Mentions: Factorio

The factory must grow.
Unravelling, from web to thread.
Pieces fall into place one by one.
A job well done, but perfection, tantalizing.
A new horizon.
The factory must grow.

I have spent numerous sleepless nights coming up with factory layouts, expanding train networks, and balancing conveyor belts. The game weaves together numerous systems into a beautiful and sophisticated wellspring of challenge and industrial beauty.

Factorio is a 2d top-down factory Big-A Automation game. You’ve just crash landed onto an alien planet, and you want to go back to space. You don’t have anything but your wits, and the heap of scrap that used to be your ship.

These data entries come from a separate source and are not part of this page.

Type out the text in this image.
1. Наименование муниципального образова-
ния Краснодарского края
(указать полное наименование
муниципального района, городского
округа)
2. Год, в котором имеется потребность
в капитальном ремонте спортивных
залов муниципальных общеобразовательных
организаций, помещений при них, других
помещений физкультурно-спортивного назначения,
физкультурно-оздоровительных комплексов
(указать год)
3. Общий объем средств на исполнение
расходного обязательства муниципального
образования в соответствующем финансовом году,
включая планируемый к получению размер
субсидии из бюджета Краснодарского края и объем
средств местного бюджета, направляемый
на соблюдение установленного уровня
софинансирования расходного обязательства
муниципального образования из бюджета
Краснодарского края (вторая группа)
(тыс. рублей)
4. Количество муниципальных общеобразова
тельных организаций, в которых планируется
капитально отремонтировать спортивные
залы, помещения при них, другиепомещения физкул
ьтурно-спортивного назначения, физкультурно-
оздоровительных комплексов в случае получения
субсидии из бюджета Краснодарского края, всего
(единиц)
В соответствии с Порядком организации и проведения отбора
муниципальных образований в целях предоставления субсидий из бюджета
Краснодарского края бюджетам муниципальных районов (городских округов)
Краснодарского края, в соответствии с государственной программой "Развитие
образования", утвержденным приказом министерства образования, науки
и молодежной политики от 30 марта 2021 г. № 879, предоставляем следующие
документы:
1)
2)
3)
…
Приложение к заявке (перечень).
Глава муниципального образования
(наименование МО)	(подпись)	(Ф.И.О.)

You start off in typical survival-crafting fashion: mining, hand-crafting parts and machines. But not for long. You begin unlocking more advanced buildings and parts. The research starts requiring more and more science packs. Recipes get more complicated, and their resources are scattered accross far flung parts of the map. To progress, you need to craft and build an enourmous amount of stuff, plenty of which you can not even craft manually. It’s time to start automating.

That’s where the real game begins. You refine, combine, connect and move dozens of parts and buildings, creating and managing a supply chain of increasing complexity, just to get that one next thing. Once you get it, you realize you’re going to need plenty more of said thing - then you scale-up and fix bottle necks. Build, debug, scale-up, repeat. The siren song of Factorio.